Electronic devices — excluding major appliances — suck 10 percent to 15 percent of all household electricity in the United States, according to figures released last year by Ecos Consulting of Portland, Ore. For a typical North Carolina home, that’s about $100 to $108 annually, according to Progress Energy. And the cost is rising as the number of laptops, flat-panel TVs, cable boxes, game consoles, mobile phones and MP3 players in people’s homes increases.
“We’ve made great strides on the efficiency of refrigerators and washers but we’ve also seen this huge proliferation of smaller electronics,” said Jennifer Amann, consumer electronics expert for the American Council for an Energy Efficient Economy in Washington.
What most people don’t know, Amann said, is that consumer electronics use considerable energy when in standby mode or even turned off. That downtime flow maintains internal clocks, indicator lights, preference settings, remote control responsiveness and other features and accounts for about 40 percent of electronics power consumption, according to a separate Ecos report due out in September. Digital cable, DVR and TiVo boxes for example use roughly the same energy regardless of mode, according to the report.
Solid waste is also part of the green push.
Many electronics contain mercury and other harmful substances, but several big-name manufacturers are phasing out toxins such as lead, polyvinyl chloride (PVC) and brominated flame retardants (BFRs). Panasonic took the lead out of its plasma TVs recently. And Apple, a bit behind on its “greener” campaign, pledged this year to eliminate PVC and BFRs from its products. These materials are known to end up in landfills and can leach into ground water.
Greenpeace ranks the largest of the manufacturers each quarter based on their elimination of the worst hazardous substances, as well as their adoption of take-back and recycling policies to deal with discarded hardware.
Mobile phone maker Nokia last month took top spot from Lenovo, which slipped to No. 2, for eliminating the worst chemicals from many of its products.
Roger Kay, a computer industry analyst with Endpoint Technologies in Wayland, Mass., welcomes the focus on environment but is skeptical of its short-term impact on brand image.
Nearly every big consumer electronics maker has gone green in some way. So the practice has devolved somewhat from distinguishing brand to staying with the pack, he said.
Kay said the next opportunity is to release a product that is far and away an environmental leader, but doesn’t cost a premium. The latest Lenovo ThinkPads are considered among the best engineered laptops but cost anywhere from about $1,100 to more than $5,000. Panasonic’s lead-free Plasma TVs fall mostly in the same range.
Making green products more affordable is a tough manufacturing challenge, but a necessary one given consumers’ reluctance to pay more to be green. “You don’t want a tax to be a good citizen,” Kay said.
In the longer term, stricter government regulations will force companies to up their standards whether they like it or not.
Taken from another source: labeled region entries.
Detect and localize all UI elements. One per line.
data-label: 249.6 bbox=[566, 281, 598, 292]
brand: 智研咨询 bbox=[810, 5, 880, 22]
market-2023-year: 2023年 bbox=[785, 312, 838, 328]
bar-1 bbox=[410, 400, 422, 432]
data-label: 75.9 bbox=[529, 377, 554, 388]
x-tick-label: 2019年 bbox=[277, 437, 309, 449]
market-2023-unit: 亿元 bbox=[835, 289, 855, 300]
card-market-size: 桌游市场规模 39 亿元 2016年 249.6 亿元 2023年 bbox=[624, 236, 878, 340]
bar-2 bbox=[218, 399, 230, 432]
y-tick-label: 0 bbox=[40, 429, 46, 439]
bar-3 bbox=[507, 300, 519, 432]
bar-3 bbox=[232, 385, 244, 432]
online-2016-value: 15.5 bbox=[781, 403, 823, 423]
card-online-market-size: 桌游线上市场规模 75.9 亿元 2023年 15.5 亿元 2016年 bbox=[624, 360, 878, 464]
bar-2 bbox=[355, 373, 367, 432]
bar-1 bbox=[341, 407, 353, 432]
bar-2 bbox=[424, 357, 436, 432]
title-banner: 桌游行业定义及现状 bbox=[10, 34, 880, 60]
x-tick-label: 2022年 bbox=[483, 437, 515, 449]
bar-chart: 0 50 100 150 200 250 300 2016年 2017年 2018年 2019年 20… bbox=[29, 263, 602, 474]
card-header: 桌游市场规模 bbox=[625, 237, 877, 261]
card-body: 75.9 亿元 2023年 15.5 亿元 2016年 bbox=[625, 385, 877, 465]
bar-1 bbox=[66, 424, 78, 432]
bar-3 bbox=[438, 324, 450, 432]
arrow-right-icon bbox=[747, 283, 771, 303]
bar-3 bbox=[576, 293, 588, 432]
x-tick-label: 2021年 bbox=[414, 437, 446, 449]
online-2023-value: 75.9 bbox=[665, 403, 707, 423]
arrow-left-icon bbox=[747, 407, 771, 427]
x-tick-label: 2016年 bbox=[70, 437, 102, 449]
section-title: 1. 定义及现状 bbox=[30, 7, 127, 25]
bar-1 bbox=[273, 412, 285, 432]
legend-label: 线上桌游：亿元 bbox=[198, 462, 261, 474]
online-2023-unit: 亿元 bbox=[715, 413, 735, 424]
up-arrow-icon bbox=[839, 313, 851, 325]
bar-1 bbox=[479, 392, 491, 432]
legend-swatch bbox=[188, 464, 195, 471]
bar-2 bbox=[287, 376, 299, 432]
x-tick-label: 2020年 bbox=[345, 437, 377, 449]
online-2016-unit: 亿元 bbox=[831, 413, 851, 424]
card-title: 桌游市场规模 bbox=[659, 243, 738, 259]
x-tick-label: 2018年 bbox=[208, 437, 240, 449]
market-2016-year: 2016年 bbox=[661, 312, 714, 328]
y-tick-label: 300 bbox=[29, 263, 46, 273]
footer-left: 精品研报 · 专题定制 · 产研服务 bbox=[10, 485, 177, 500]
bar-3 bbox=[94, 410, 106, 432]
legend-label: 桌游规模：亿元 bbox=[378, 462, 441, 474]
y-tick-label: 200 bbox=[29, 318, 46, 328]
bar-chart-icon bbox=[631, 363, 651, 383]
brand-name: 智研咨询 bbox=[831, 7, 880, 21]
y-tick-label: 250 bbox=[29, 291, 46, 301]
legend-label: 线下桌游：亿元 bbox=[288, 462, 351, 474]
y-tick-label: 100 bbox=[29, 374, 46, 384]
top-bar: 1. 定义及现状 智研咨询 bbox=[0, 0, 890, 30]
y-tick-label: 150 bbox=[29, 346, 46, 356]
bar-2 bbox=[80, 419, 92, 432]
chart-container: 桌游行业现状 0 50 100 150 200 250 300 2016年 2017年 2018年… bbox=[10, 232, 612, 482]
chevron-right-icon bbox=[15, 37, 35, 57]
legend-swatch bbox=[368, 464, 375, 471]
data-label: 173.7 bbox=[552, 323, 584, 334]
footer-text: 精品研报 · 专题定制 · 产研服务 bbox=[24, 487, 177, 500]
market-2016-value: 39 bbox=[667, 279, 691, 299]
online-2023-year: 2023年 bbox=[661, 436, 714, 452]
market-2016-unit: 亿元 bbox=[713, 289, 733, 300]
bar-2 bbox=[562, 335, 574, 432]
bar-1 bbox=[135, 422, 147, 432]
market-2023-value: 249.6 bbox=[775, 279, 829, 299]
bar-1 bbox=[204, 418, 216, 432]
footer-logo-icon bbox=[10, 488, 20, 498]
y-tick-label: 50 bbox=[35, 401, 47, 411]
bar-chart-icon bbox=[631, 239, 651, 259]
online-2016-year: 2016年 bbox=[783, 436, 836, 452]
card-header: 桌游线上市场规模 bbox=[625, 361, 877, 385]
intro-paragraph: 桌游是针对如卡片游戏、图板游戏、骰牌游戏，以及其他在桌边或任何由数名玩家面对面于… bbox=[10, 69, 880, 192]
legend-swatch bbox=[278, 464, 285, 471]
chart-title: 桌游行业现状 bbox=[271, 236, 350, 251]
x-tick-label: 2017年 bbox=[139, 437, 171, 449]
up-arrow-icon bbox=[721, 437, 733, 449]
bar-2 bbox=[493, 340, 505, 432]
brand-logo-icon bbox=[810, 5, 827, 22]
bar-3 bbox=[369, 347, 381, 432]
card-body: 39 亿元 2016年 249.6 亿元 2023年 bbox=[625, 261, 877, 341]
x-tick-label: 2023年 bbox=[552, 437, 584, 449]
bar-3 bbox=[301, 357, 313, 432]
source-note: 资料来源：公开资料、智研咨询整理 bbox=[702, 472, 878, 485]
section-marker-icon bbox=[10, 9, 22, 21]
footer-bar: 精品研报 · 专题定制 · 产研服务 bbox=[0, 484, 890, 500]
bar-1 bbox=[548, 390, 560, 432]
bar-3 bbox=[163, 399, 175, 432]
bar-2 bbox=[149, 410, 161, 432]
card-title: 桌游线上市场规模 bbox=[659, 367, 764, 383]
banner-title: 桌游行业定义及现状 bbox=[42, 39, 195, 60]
Various states including California are considering new power-efficiency requirements. And U.S. consumers will likely follow Europeans in demanding higher environmental standards. “It happened in Europe a decade ago,” said Kay.
Indeed, televisions and other electronics in Europe consume less energy. Many feature “cold off” buttons that cut all power without having to unplug the device.
Pierce of Lenovo agrees. He said the company’s product development strategy is based on rising environmental expectations from regulators, consumers and business customers and even investors.
He noted the rising number of investment groups focused on sustainable technologies and environmentally responsible products.
“Perceptions are a big deal,” he said.